1. It defines a new language feature instead of improving the
existing ones. At this point in the development of the
language, our preference should be putting the existing
features in good order.
2. The proposal is sketchy and does not give many details, such
as the lifetime of temporaries bound to scope ref objects.
3. The relationship with auto ref is insufficiently described,
e.g. there should be clarification on why auto ref cannot be
improved to fulfill the desired role.
4. Above all this is a new language feature and again we want
to resort to adding new feature only if it is clear that the
existing features are insufficient and cannot be made
sufficient. In particular we are much more inclined to impart
real, demonstrable safety to "ref" and to make "auto ref" work
as a reference that can bind to rvalues as well as lvalues.
Andrei
I'm sorry that you take it so personally, but I know from
experience that some topics often get forgotten or ignored if you
don't ask about it more then once.
And that we have made so much effort should show that we work for
D and not against it and that we don't want to annoy you.
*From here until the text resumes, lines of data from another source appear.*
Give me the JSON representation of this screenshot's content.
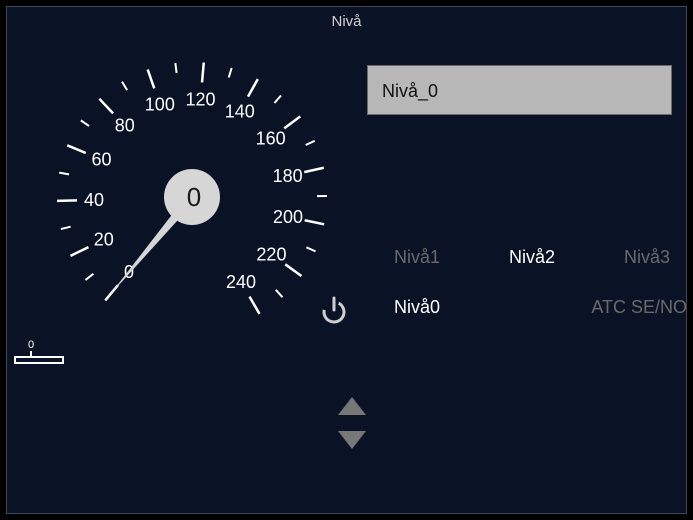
{
  "header": {
    "title": "Nivå"
  },
  "input": {
    "current_value": "Nivå_0"
  },
  "gauge": {
    "value": 0,
    "center_label": "0",
    "min": 0,
    "max": 240,
    "major_step": 20,
    "minor_per_major": 2,
    "start_angle_deg": 230,
    "end_angle_deg": -60,
    "radius_outer": 135,
    "radius_major_inner": 115,
    "radius_minor_inner": 125,
    "radius_label": 98,
    "hub_radius": 28,
    "needle_len": 130,
    "dial_color": "#ffffff",
    "text_color": "#ffffff",
    "hub_color": "#d6d6d6",
    "needle_color": "#d6d6d6",
    "center_text_color": "#1a1a1a",
    "bg_color": "#0a1225",
    "label_fontsize": 18,
    "center_fontsize": 26
  },
  "linear_gauge": {
    "label": "0",
    "bar_color": "#ffffff",
    "text_color": "#ffffff"
  },
  "levels": {
    "row1": [
      {
        "name": "niva1",
        "label": "Nivå1",
        "active": false
      },
      {
        "name": "niva2",
        "label": "Nivå2",
        "active": true
      },
      {
        "name": "niva3",
        "label": "Nivå3",
        "active": false
      }
    ],
    "row2": [
      {
        "name": "niva0",
        "label": "Nivå0",
        "active": true
      },
      {
        "name": "atc",
        "label": "ATC SE/NO",
        "active": false
      }
    ]
  },
  "icons": {
    "power_color": "#cfcfcf",
    "arrow_color": "#777777"
  }
}
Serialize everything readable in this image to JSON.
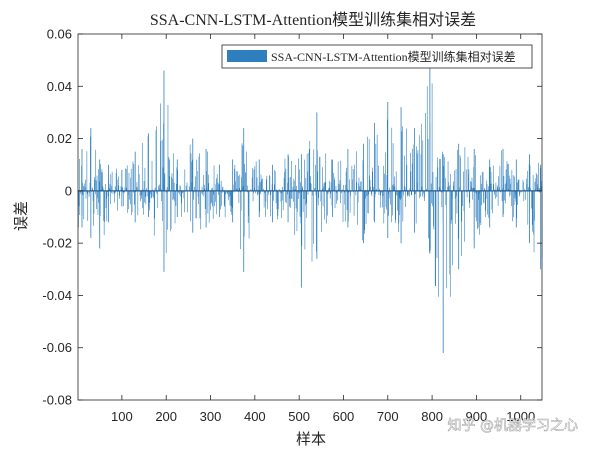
{
  "chart_data": {
    "type": "bar",
    "title": "SSA-CNN-LSTM-Attention模型训练集相对误差",
    "xlabel": "样本",
    "ylabel": "误差",
    "xlim": [
      1,
      1048
    ],
    "ylim": [
      -0.08,
      0.06
    ],
    "x_ticks": [
      100,
      200,
      300,
      400,
      500,
      600,
      700,
      800,
      900,
      1000
    ],
    "x_tick_labels": [
      "100",
      "200",
      "300",
      "400",
      "500",
      "600",
      "700",
      "800",
      "900",
      "1000"
    ],
    "y_ticks": [
      -0.08,
      -0.06,
      -0.04,
      -0.02,
      0,
      0.02,
      0.04,
      0.06
    ],
    "y_tick_labels": [
      "-0.08",
      "-0.06",
      "-0.04",
      "-0.02",
      "0",
      "0.02",
      "0.04",
      "0.06"
    ],
    "grid": false,
    "legend": {
      "position": "top-right",
      "entries": [
        "SSA-CNN-LSTM-Attention模型训练集相对误差"
      ]
    },
    "series": [
      {
        "name": "SSA-CNN-LSTM-Attention模型训练集相对误差",
        "color": "#2f7fbf",
        "n_samples": 1048,
        "envelope": [
          {
            "x": 10,
            "max": 0.016,
            "min": -0.014
          },
          {
            "x": 30,
            "max": 0.024,
            "min": -0.018
          },
          {
            "x": 50,
            "max": 0.012,
            "min": -0.022
          },
          {
            "x": 70,
            "max": 0.01,
            "min": -0.012
          },
          {
            "x": 100,
            "max": 0.008,
            "min": -0.006
          },
          {
            "x": 130,
            "max": 0.015,
            "min": -0.012
          },
          {
            "x": 160,
            "max": 0.022,
            "min": -0.01
          },
          {
            "x": 195,
            "max": 0.046,
            "min": -0.031
          },
          {
            "x": 225,
            "max": 0.012,
            "min": -0.01
          },
          {
            "x": 260,
            "max": 0.02,
            "min": -0.016
          },
          {
            "x": 290,
            "max": 0.016,
            "min": -0.014
          },
          {
            "x": 320,
            "max": 0.01,
            "min": -0.01
          },
          {
            "x": 350,
            "max": 0.012,
            "min": -0.012
          },
          {
            "x": 375,
            "max": 0.024,
            "min": -0.031
          },
          {
            "x": 410,
            "max": 0.012,
            "min": -0.01
          },
          {
            "x": 440,
            "max": 0.01,
            "min": -0.012
          },
          {
            "x": 475,
            "max": 0.014,
            "min": -0.012
          },
          {
            "x": 505,
            "max": 0.014,
            "min": -0.037
          },
          {
            "x": 540,
            "max": 0.03,
            "min": -0.026
          },
          {
            "x": 575,
            "max": 0.012,
            "min": -0.01
          },
          {
            "x": 610,
            "max": 0.016,
            "min": -0.014
          },
          {
            "x": 645,
            "max": 0.018,
            "min": -0.02
          },
          {
            "x": 670,
            "max": 0.026,
            "min": -0.012
          },
          {
            "x": 700,
            "max": 0.034,
            "min": -0.018
          },
          {
            "x": 730,
            "max": 0.032,
            "min": -0.02
          },
          {
            "x": 760,
            "max": 0.024,
            "min": -0.016
          },
          {
            "x": 795,
            "max": 0.047,
            "min": -0.024
          },
          {
            "x": 825,
            "max": 0.014,
            "min": -0.062
          },
          {
            "x": 860,
            "max": 0.018,
            "min": -0.03
          },
          {
            "x": 895,
            "max": 0.016,
            "min": -0.022
          },
          {
            "x": 930,
            "max": 0.012,
            "min": -0.014
          },
          {
            "x": 960,
            "max": 0.016,
            "min": -0.01
          },
          {
            "x": 990,
            "max": 0.012,
            "min": -0.014
          },
          {
            "x": 1020,
            "max": 0.014,
            "min": -0.02
          },
          {
            "x": 1045,
            "max": 0.01,
            "min": -0.03
          }
        ]
      }
    ]
  },
  "watermark": "知乎 @机器学习之心"
}
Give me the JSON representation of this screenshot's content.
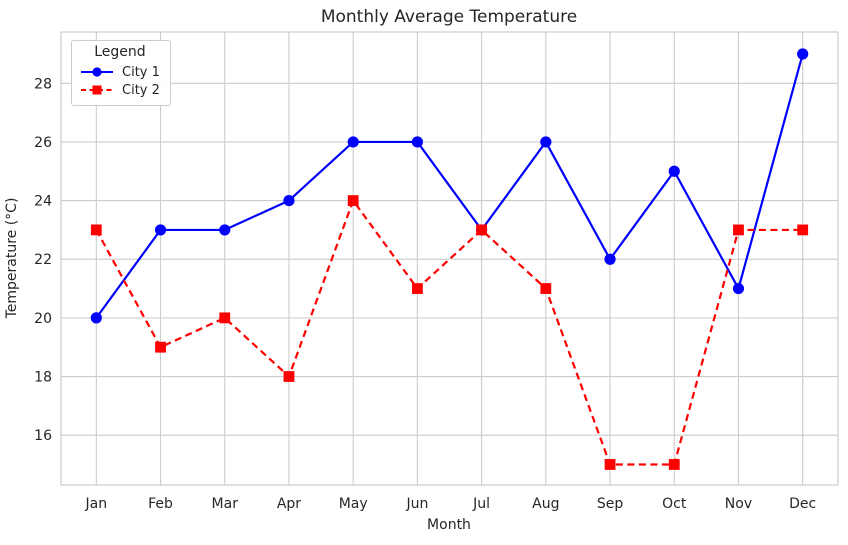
{
  "chart_data": {
    "type": "line",
    "title": "Monthly Average Temperature",
    "xlabel": "Month",
    "ylabel": "Temperature (°C)",
    "categories": [
      "Jan",
      "Feb",
      "Mar",
      "Apr",
      "May",
      "Jun",
      "Jul",
      "Aug",
      "Sep",
      "Oct",
      "Nov",
      "Dec"
    ],
    "series": [
      {
        "name": "City 1",
        "color": "#0000ff",
        "line_style": "solid",
        "marker": "circle",
        "values": [
          20,
          23,
          23,
          24,
          26,
          26,
          23,
          26,
          22,
          25,
          21,
          29
        ]
      },
      {
        "name": "City 2",
        "color": "#ff0000",
        "line_style": "dashed",
        "marker": "square",
        "values": [
          23,
          19,
          20,
          18,
          24,
          21,
          23,
          21,
          15,
          15,
          23,
          23
        ]
      }
    ],
    "yticks": [
      16,
      18,
      20,
      22,
      24,
      26,
      28
    ],
    "ylim": [
      14.3,
      29.75
    ],
    "grid": true,
    "grid_color": "#cccccc",
    "border_color": "#c2c2c2",
    "text_color": "#262626",
    "legend_title": "Legend",
    "legend_position": "upper left",
    "legend_entries": [
      "City 1",
      "City 2"
    ]
  }
}
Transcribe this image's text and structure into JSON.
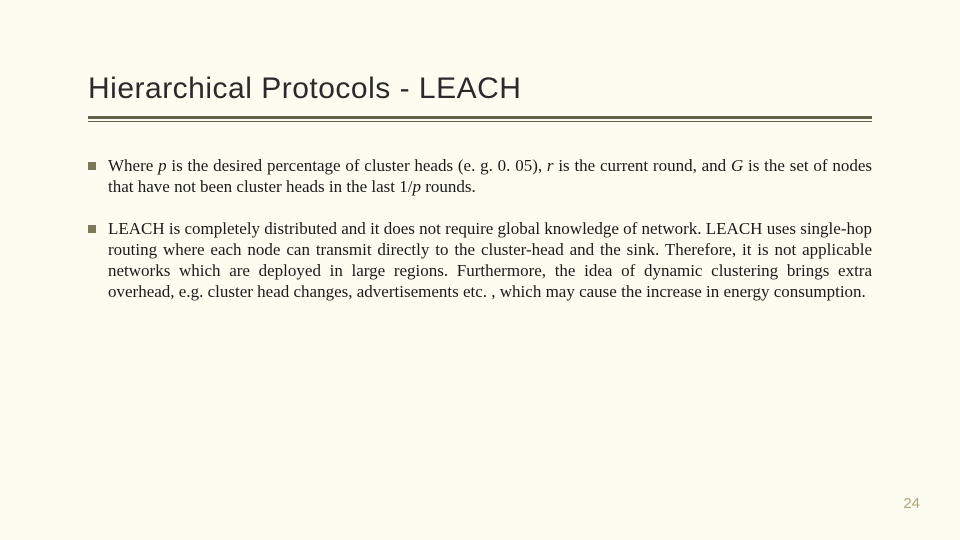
{
  "background_color": "#fcfcf0",
  "title_color": "#2a2a2a",
  "underline_color": "#5f5f4a",
  "bullet_marker_color": "#7a7a5a",
  "body_text_color": "#1a1a1a",
  "page_number_color": "#b0a97f",
  "title_font_family": "Segoe UI Light",
  "body_font_family": "Times New Roman",
  "title_fontsize": 30,
  "body_fontsize": 17,
  "page_number_fontsize": 15,
  "title": "Hierarchical Protocols - LEACH",
  "bullets": [
    {
      "segments": [
        {
          "text": "Where "
        },
        {
          "text": "p",
          "italic": true
        },
        {
          "text": " is the desired percentage of cluster heads (e. g. 0. 05), "
        },
        {
          "text": "r",
          "italic": true
        },
        {
          "text": " is the current round, and "
        },
        {
          "text": "G",
          "italic": true
        },
        {
          "text": " is the set of nodes that have not been cluster heads in the last 1/"
        },
        {
          "text": "p",
          "italic": true
        },
        {
          "text": " rounds."
        }
      ]
    },
    {
      "segments": [
        {
          "text": "LEACH is completely distributed and it does not require global knowledge of network. LEACH uses single-hop routing where each node can transmit directly to the cluster-head and the sink. Therefore, it is not applicable networks which are deployed in large regions. Furthermore, the idea of dynamic clustering brings extra overhead, e.g. cluster head changes, advertisements etc. , which may cause the increase in energy consumption."
        }
      ]
    }
  ],
  "page_number": "24"
}
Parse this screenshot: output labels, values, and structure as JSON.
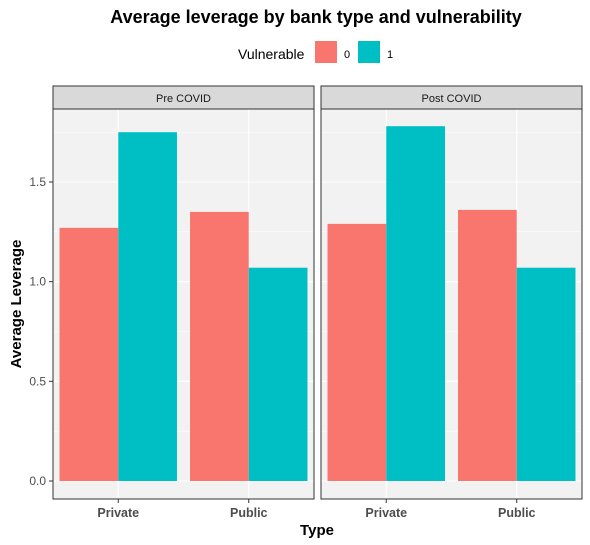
{
  "chart_data": {
    "type": "bar",
    "title": "Average leverage by bank type and vulnerability",
    "xlabel": "Type",
    "ylabel": "Average Leverage",
    "legend": {
      "title": "Vulnerable",
      "position": "top",
      "entries": [
        {
          "label": "0",
          "color": "#F8766D"
        },
        {
          "label": "1",
          "color": "#00BFC4"
        }
      ]
    },
    "categories": [
      "Private",
      "Public"
    ],
    "ylim": [
      0,
      1.86
    ],
    "yticks": [
      0.0,
      0.5,
      1.0,
      1.5
    ],
    "ytick_labels": [
      "0.0",
      "0.5",
      "1.0",
      "1.5"
    ],
    "grid": true,
    "facets": [
      {
        "label": "Pre COVID",
        "series": [
          {
            "name": "0",
            "values": [
              1.27,
              1.35
            ]
          },
          {
            "name": "1",
            "values": [
              1.75,
              1.07
            ]
          }
        ]
      },
      {
        "label": "Post COVID",
        "series": [
          {
            "name": "0",
            "values": [
              1.29,
              1.36
            ]
          },
          {
            "name": "1",
            "values": [
              1.78,
              1.07
            ]
          }
        ]
      }
    ]
  }
}
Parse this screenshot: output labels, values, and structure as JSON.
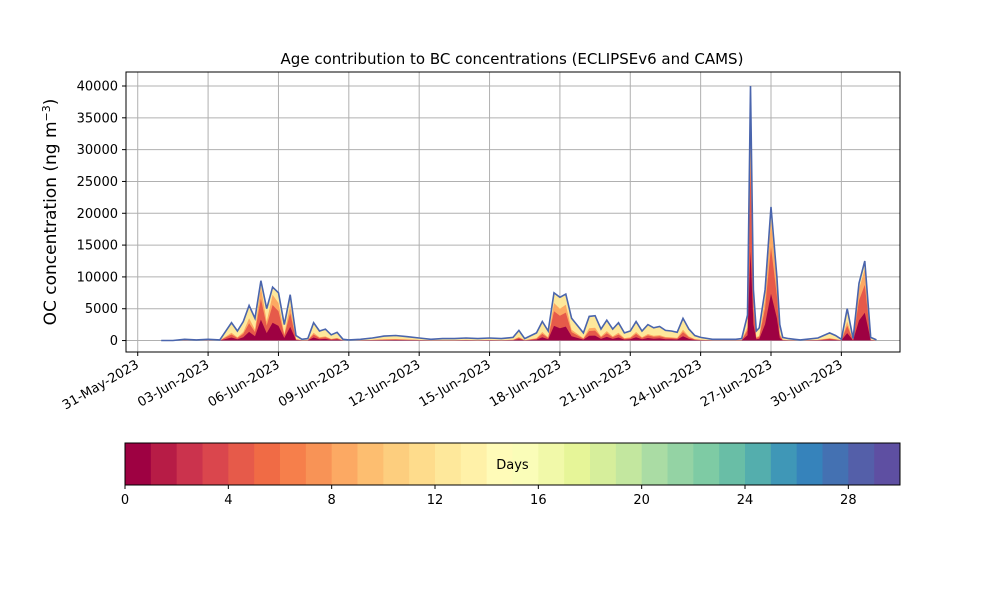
{
  "chart_data": {
    "type": "area",
    "title": "Age contribution to BC concentrations (ECLIPSEv6 and CAMS)",
    "ylabel": "OC concentration (ng m$^{-3}$)",
    "ylabel_main": "OC concentration (ng m",
    "ylabel_sup": "−3",
    "ylabel_close": ")",
    "xlabel": "",
    "ylim": [
      -1800,
      42200
    ],
    "xlim": [
      "2023-05-30T12:00",
      "2023-07-02T12:00"
    ],
    "grid": true,
    "x_ticks": [
      "2023-05-31",
      "2023-06-03",
      "2023-06-06",
      "2023-06-09",
      "2023-06-12",
      "2023-06-15",
      "2023-06-18",
      "2023-06-21",
      "2023-06-24",
      "2023-06-27",
      "2023-06-30"
    ],
    "x_tick_labels": [
      "31-May-2023",
      "03-Jun-2023",
      "06-Jun-2023",
      "09-Jun-2023",
      "12-Jun-2023",
      "15-Jun-2023",
      "18-Jun-2023",
      "21-Jun-2023",
      "24-Jun-2023",
      "27-Jun-2023",
      "30-Jun-2023"
    ],
    "y_ticks": [
      0,
      5000,
      10000,
      15000,
      20000,
      25000,
      30000,
      35000,
      40000
    ],
    "y_tick_labels": [
      "0",
      "5000",
      "10000",
      "15000",
      "20000",
      "25000",
      "30000",
      "35000",
      "40000"
    ],
    "series_total": {
      "x": [
        "2023-06-01T00:00",
        "2023-06-01T12:00",
        "2023-06-02T00:00",
        "2023-06-02T12:00",
        "2023-06-03T00:00",
        "2023-06-03T12:00",
        "2023-06-04T00:00",
        "2023-06-04T06:00",
        "2023-06-04T12:00",
        "2023-06-04T18:00",
        "2023-06-05T00:00",
        "2023-06-05T06:00",
        "2023-06-05T12:00",
        "2023-06-05T18:00",
        "2023-06-06T00:00",
        "2023-06-06T06:00",
        "2023-06-06T12:00",
        "2023-06-06T18:00",
        "2023-06-07T00:00",
        "2023-06-07T06:00",
        "2023-06-07T12:00",
        "2023-06-07T18:00",
        "2023-06-08T00:00",
        "2023-06-08T06:00",
        "2023-06-08T12:00",
        "2023-06-08T18:00",
        "2023-06-09T00:00",
        "2023-06-09T12:00",
        "2023-06-10T00:00",
        "2023-06-10T12:00",
        "2023-06-11T00:00",
        "2023-06-11T12:00",
        "2023-06-12T00:00",
        "2023-06-12T12:00",
        "2023-06-13T00:00",
        "2023-06-13T12:00",
        "2023-06-14T00:00",
        "2023-06-14T12:00",
        "2023-06-15T00:00",
        "2023-06-15T12:00",
        "2023-06-16T00:00",
        "2023-06-16T06:00",
        "2023-06-16T12:00",
        "2023-06-17T00:00",
        "2023-06-17T06:00",
        "2023-06-17T12:00",
        "2023-06-17T18:00",
        "2023-06-18T00:00",
        "2023-06-18T06:00",
        "2023-06-18T12:00",
        "2023-06-19T00:00",
        "2023-06-19T06:00",
        "2023-06-19T12:00",
        "2023-06-19T18:00",
        "2023-06-20T00:00",
        "2023-06-20T06:00",
        "2023-06-20T12:00",
        "2023-06-20T18:00",
        "2023-06-21T00:00",
        "2023-06-21T06:00",
        "2023-06-21T12:00",
        "2023-06-21T18:00",
        "2023-06-22T00:00",
        "2023-06-22T06:00",
        "2023-06-22T12:00",
        "2023-06-22T18:00",
        "2023-06-23T00:00",
        "2023-06-23T06:00",
        "2023-06-23T12:00",
        "2023-06-23T18:00",
        "2023-06-24T00:00",
        "2023-06-24T12:00",
        "2023-06-25T00:00",
        "2023-06-25T12:00",
        "2023-06-25T18:00",
        "2023-06-26T00:00",
        "2023-06-26T03:00",
        "2023-06-26T06:00",
        "2023-06-26T09:00",
        "2023-06-26T12:00",
        "2023-06-26T18:00",
        "2023-06-27T00:00",
        "2023-06-27T06:00",
        "2023-06-27T09:00",
        "2023-06-27T12:00",
        "2023-06-27T18:00",
        "2023-06-28T00:00",
        "2023-06-28T06:00",
        "2023-06-28T12:00",
        "2023-06-29T00:00",
        "2023-06-29T12:00",
        "2023-06-29T18:00",
        "2023-06-30T00:00",
        "2023-06-30T06:00",
        "2023-06-30T12:00",
        "2023-06-30T18:00",
        "2023-07-01T00:00",
        "2023-07-01T06:00",
        "2023-07-01T12:00"
      ],
      "y": [
        0,
        0,
        200,
        100,
        200,
        100,
        2800,
        1500,
        3000,
        5500,
        3500,
        9400,
        5000,
        8400,
        7500,
        2500,
        7200,
        800,
        200,
        300,
        2800,
        1500,
        1800,
        900,
        1300,
        200,
        100,
        200,
        400,
        700,
        800,
        600,
        400,
        200,
        300,
        300,
        400,
        300,
        400,
        300,
        500,
        1600,
        300,
        1200,
        3000,
        1500,
        7500,
        6800,
        7300,
        3500,
        1200,
        3800,
        3900,
        1800,
        3200,
        1800,
        2800,
        1200,
        1500,
        3000,
        1500,
        2500,
        2000,
        2200,
        1600,
        1500,
        1300,
        3500,
        1800,
        800,
        500,
        200,
        200,
        200,
        300,
        4000,
        40000,
        8000,
        1500,
        2000,
        8000,
        21000,
        10000,
        2500,
        500,
        300,
        200,
        100,
        200,
        400,
        1200,
        800,
        200,
        5000,
        300,
        9000,
        12500,
        500,
        100
      ]
    },
    "colorbar": {
      "label": "Days",
      "min": 0,
      "max": 30,
      "ticks": [
        0,
        4,
        8,
        12,
        16,
        20,
        24,
        28
      ],
      "tick_labels": [
        "0",
        "4",
        "8",
        "12",
        "16",
        "20",
        "24",
        "28"
      ],
      "colors": [
        "#9e0142",
        "#b71c46",
        "#cb334d",
        "#da464d",
        "#e65a4a",
        "#f06b45",
        "#f67f4b",
        "#f89356",
        "#fca963",
        "#fdbe70",
        "#fdce7e",
        "#fedc8c",
        "#fee89b",
        "#fff1a8",
        "#fffbb8",
        "#fafdb8",
        "#f1f9a9",
        "#e6f598",
        "#d6ee9b",
        "#c3e79f",
        "#aadca4",
        "#94d3a4",
        "#7ecba4",
        "#69bea6",
        "#54aead",
        "#3f97b7",
        "#3683bb",
        "#4471b2",
        "#545fa9",
        "#5e4fa2"
      ]
    },
    "fill_layers": [
      {
        "age_bin": 0,
        "color": "#9e0142",
        "weights": "recent"
      },
      {
        "age_bin": 4,
        "color": "#e65a4a",
        "weights": "mid"
      },
      {
        "age_bin": 8,
        "color": "#fca963",
        "weights": "older"
      },
      {
        "age_bin": 12,
        "color": "#fee89b",
        "weights": "old"
      },
      {
        "age_bin": 28,
        "color": "#4471b2",
        "weights": "outline"
      }
    ]
  }
}
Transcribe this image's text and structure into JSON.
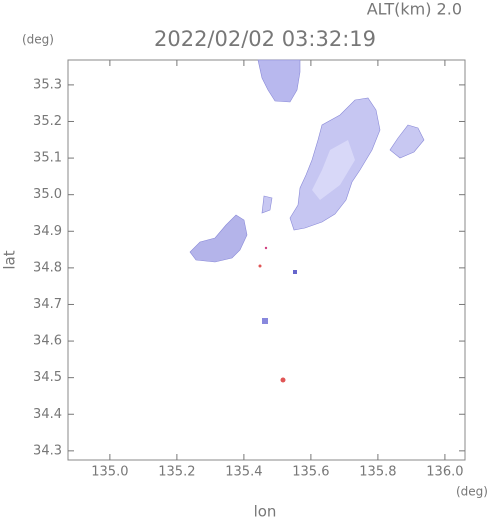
{
  "chart_data": {
    "type": "map",
    "subtitle": "ALT(km) 2.0",
    "title": "2022/02/02 03:32:19",
    "xlabel": "lon",
    "ylabel": "lat",
    "xunit": "(deg)",
    "yunit": "(deg)",
    "xlim": [
      134.875,
      136.06
    ],
    "ylim": [
      34.275,
      35.368
    ],
    "xticks": [
      {
        "value": 135,
        "label": "135.0"
      },
      135.2,
      135.4,
      135.6,
      135.8,
      {
        "value": 136,
        "label": "136.0"
      }
    ],
    "yticks": [
      34.3,
      34.4,
      34.5,
      34.6,
      34.7,
      34.8,
      34.9,
      {
        "value": 35,
        "label": "35.0"
      },
      35.1,
      35.2,
      35.3
    ]
  }
}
But you are right, scope ref is in comparison to auto ref a new
feature, but it is one with little sideeffects and minimized
implementation effort.
And Jonathan described here
(http://forum.dlang.org/thread/uswucstsooghescof...@forum.dlang.org?page=2#post-mailman.293.1364249651.4724.digitalmars-d-learn:40puremagic.com)
very well and in detail why auto ref is no solution for
non-templates.
In short:
It cannot work the same way for non-templates as it does for
template functions, because that would mean that non-templates
are also doubled 2^n times.
And the way scope ref would work, would mean, that auto ref works
different for templates and non-template functions.
But you'd better read Jonathan's answer.